In any business, big or small, mistakes can be costly. Many businesses have a policy for how, and when, to spend their way back into good graces. Houston-based Trumbull Unmanned is one of them. It operates drones, which major oil companies use to watch over their rigs and wells. Recently, the company was set to work a large environmental monitoring project, and a combination of equipment issues and shipping delays led to an operation that took 30 percent longer than originally estimated. Then, after all that, Trumbull discovered that it had some faulty data. So it told all this to its client, along with its action plan: It was going back to collect new data on its own dime. “We went back to make it right,” says CEO Dyan Gibbens, and the client stayed.

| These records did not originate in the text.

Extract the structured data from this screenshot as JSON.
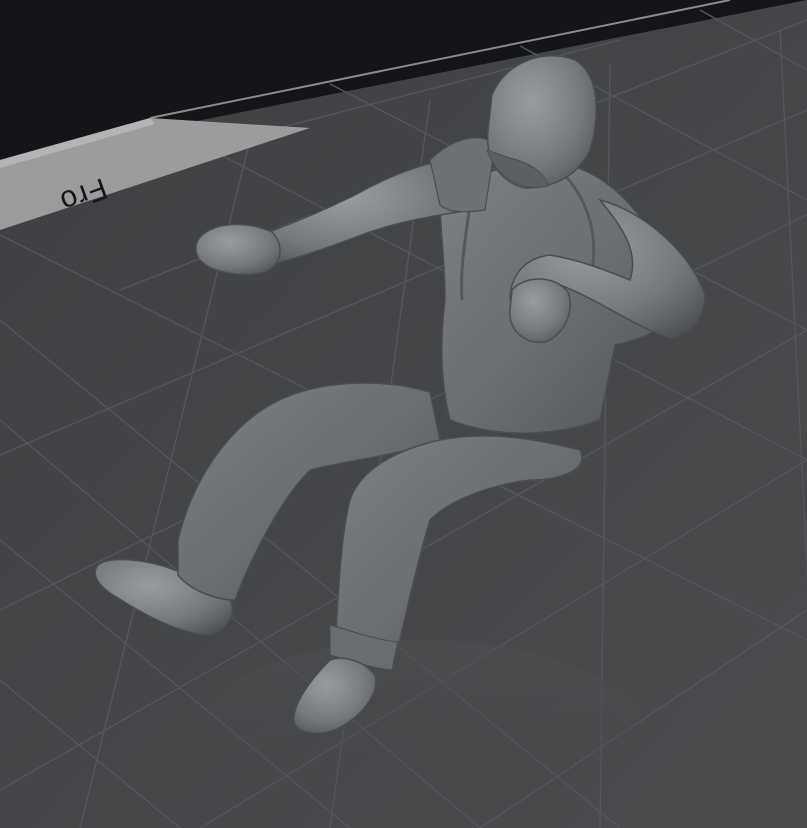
{
  "viewport": {
    "background_color": "#141518",
    "floor_color": "#434446",
    "grid_line_color": "#56575a",
    "model_color": "#75787a"
  },
  "view_cube": {
    "face_label": "Fro",
    "face_color": "#9c9c9c",
    "icon": "view-cube-icon"
  },
  "model": {
    "icon": "figure-model-icon"
  }
}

Some companies even have a line item on their budget just for failures. Backroads is a Northern California–based touring company that leads 30,000 people a year on trips to places like Africa, Myanmar and Tuscany -- where travel mishaps can quickly ruin a customer’s trip. That’s why CEO Tom Hale has set aside “hundreds of thousands of dollars” for refunds, which he has given out even if a problem wasn’t Backroads’ fault. “We bend over backward to make our guests feel really good about any and all interactions with the company,” Hale says. Most startups may not be able to set aside quite that much cash, but Hale suggests doing what you can. “If repeat business matters to you, if your reputation matters to you and you want to be the best you can be,” he says, then you need a way to quickly make things right.
Do this:
Just say no (sometimes). At the beginning, you’ll want to take on every gig that comes your way -- but it’s better to do a great job on the right project
than a poor job on the wrong one.
Altimeter Group provides data-strategy consulting services to the likes of Google, Salesforce and Cisco -- but in its early days, it had just one major customer. Signing that one was a big deal, but Altimeter’s founder and CEO, Charlene Li, began to regret it. The company wanted a lot of tactical specifics, but Altimeter had something different to offer. “After two weeks, we realized we couldn’t meet their expectations -- and rather than bashing our heads against the wall, we met with the client and said it wasn’t working,” Li says.

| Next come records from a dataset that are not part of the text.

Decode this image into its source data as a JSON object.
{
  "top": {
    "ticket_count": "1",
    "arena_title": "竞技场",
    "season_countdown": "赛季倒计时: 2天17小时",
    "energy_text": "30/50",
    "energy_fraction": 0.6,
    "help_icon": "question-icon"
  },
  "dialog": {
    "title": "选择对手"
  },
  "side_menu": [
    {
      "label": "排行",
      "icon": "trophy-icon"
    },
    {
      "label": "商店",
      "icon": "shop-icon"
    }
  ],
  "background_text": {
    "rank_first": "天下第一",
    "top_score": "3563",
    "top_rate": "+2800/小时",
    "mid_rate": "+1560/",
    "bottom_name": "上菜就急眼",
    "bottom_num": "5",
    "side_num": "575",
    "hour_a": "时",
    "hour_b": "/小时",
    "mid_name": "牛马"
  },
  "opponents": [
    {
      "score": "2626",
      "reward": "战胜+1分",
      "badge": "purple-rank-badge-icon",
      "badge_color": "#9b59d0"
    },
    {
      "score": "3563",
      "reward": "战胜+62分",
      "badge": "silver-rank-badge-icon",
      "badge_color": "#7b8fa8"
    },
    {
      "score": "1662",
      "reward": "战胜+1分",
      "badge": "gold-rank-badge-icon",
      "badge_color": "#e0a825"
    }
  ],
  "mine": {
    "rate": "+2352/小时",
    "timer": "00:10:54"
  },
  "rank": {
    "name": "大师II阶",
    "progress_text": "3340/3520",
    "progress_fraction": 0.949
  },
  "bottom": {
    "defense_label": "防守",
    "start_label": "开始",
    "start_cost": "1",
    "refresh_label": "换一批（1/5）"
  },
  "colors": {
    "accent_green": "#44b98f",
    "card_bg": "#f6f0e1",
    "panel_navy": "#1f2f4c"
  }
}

The client paid for the 10 percent of work done and walked away. It was gut-wrenching at the time, but it paid off quickly. The tech client came back the following year and signed Altimeter Group to a project that better fit its strengths. “People remember the feeling of trust,” Li says. “What you do today isn’t just for the sale.” She was candid about what her company could and couldn’t deliver, and the client remembered that more than a short-term failure.